Да, никогда еще он не попадал в такой оборот. Надеялся чем-то помочь товарищам. Какая чепуха! Чем тут поможешь? Почему он не отказался пороть Васька? Струсил? А если бы отказался? Что тогда? Тогда пьяный боцман застрелил бы его. Определенно. Для них это, что плюнуть. Ну и пусть. Да, но Васька все равно пороли бы. Еще хлеще пороли бы: у Егора жалости не бывает. Это так, конечно, но… Каждый человек ищет оправдания своим поступкам. Вот и он, Федор Бойков, капитан, коммунист, старается оправдать свое жалкое малодушие…
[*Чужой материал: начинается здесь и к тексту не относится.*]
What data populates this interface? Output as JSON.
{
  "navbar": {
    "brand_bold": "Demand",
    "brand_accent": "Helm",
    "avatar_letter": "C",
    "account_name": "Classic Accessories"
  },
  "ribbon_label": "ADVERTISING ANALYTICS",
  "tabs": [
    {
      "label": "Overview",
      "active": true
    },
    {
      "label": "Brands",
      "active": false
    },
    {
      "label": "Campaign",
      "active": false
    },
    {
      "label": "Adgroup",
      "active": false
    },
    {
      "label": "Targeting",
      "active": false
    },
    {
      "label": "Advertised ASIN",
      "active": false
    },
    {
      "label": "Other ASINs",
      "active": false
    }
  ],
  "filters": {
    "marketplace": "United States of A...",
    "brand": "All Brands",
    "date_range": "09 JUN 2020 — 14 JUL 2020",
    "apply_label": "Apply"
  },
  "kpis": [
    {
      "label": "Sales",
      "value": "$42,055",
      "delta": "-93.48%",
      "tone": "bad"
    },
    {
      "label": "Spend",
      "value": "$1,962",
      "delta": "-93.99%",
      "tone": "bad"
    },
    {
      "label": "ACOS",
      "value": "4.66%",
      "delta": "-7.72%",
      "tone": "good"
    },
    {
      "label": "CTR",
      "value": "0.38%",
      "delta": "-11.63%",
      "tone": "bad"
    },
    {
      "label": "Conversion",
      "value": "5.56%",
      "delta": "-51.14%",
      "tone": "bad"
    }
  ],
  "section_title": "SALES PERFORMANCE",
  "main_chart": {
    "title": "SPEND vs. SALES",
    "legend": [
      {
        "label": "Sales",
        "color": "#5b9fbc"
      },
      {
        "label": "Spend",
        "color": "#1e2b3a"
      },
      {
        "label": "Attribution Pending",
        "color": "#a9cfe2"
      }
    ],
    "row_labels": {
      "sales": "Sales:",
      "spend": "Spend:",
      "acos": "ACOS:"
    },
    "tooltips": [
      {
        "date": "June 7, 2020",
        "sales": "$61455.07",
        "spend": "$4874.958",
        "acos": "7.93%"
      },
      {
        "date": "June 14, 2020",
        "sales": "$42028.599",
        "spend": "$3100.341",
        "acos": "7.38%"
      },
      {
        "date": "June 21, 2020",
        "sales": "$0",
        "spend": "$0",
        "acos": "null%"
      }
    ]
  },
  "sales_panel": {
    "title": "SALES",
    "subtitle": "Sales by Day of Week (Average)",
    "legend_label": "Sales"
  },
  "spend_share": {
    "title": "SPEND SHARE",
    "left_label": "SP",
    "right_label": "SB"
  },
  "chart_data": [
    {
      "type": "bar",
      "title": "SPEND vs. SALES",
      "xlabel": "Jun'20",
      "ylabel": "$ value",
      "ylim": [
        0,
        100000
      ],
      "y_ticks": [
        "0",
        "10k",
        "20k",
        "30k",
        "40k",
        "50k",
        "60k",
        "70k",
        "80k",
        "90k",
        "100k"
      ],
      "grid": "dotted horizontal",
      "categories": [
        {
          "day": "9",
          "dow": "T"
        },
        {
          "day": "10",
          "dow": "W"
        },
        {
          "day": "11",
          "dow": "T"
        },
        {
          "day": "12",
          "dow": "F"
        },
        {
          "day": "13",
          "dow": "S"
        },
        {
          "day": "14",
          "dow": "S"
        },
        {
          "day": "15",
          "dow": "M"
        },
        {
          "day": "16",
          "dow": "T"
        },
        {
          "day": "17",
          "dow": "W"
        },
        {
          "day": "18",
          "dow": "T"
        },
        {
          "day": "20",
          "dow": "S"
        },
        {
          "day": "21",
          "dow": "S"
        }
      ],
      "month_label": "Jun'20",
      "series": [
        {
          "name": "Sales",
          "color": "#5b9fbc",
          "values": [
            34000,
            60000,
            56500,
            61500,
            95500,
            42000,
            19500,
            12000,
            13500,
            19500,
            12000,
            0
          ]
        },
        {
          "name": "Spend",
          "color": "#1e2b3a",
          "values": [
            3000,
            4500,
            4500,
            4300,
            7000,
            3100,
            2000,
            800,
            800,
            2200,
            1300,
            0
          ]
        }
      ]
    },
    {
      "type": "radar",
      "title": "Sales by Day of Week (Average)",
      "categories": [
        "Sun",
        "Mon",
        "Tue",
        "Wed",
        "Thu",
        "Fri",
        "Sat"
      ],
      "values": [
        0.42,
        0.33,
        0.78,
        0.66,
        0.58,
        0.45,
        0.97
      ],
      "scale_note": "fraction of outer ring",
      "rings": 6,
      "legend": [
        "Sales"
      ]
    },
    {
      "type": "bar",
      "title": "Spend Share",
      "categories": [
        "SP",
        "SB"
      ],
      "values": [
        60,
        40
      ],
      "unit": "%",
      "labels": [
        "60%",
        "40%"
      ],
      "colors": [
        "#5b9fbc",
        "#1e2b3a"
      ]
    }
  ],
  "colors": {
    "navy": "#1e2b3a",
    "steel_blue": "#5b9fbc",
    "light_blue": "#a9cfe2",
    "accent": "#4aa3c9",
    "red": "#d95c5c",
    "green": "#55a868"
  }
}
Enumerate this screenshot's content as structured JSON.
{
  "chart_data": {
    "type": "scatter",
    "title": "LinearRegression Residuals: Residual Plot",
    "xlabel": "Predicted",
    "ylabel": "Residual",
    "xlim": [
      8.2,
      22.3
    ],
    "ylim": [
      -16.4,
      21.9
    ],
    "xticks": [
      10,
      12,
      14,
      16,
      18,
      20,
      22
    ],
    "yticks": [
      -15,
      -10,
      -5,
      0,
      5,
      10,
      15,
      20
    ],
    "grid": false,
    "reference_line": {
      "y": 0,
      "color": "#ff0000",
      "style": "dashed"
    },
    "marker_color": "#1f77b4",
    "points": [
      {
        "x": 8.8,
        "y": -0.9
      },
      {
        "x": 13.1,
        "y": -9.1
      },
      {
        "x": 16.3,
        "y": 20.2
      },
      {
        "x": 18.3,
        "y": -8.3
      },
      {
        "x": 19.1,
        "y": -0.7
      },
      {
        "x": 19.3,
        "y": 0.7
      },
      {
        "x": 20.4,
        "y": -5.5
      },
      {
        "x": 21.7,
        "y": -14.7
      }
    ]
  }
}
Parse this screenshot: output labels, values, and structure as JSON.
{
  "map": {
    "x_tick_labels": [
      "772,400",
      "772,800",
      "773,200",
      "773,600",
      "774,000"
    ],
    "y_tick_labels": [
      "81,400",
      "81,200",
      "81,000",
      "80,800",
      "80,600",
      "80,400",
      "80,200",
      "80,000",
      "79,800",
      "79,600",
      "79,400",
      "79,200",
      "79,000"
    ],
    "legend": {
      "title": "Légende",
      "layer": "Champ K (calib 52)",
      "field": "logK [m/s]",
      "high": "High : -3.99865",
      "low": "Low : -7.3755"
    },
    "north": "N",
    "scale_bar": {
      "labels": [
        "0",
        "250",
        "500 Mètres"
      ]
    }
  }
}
Не хватало воздуха. Федор рванул ворот тягучей, как резина, рубахи, сел, больно стукнувшись головой о доски верхних нар. С досады чертыхнулся, зажал ладонью ушибленное место.

Сверху, с боков и снизу храпели. Храпели дружно, на все голоса: один, как лошадь, поднимающаяся с тяжелой поклажей в крутую гору, второй будто переливал из посудины в посудину воду, а храп третьего напоминал разъяренное рычание какого-то неистовою зверя. Все это с другими подголосками сливалось в дикую какофонию.

— Страдаешь?

Обернувшись, Федор встретился взглядом с Андреем Куртовым, старшим барака.

— Я тоже не могу заснуть, — сказал Куртов.

— Душно, — сказал Федор.

— Нажрутся брюквы… Меры, скоты, не знают. Того и гляди, потолок поднимется…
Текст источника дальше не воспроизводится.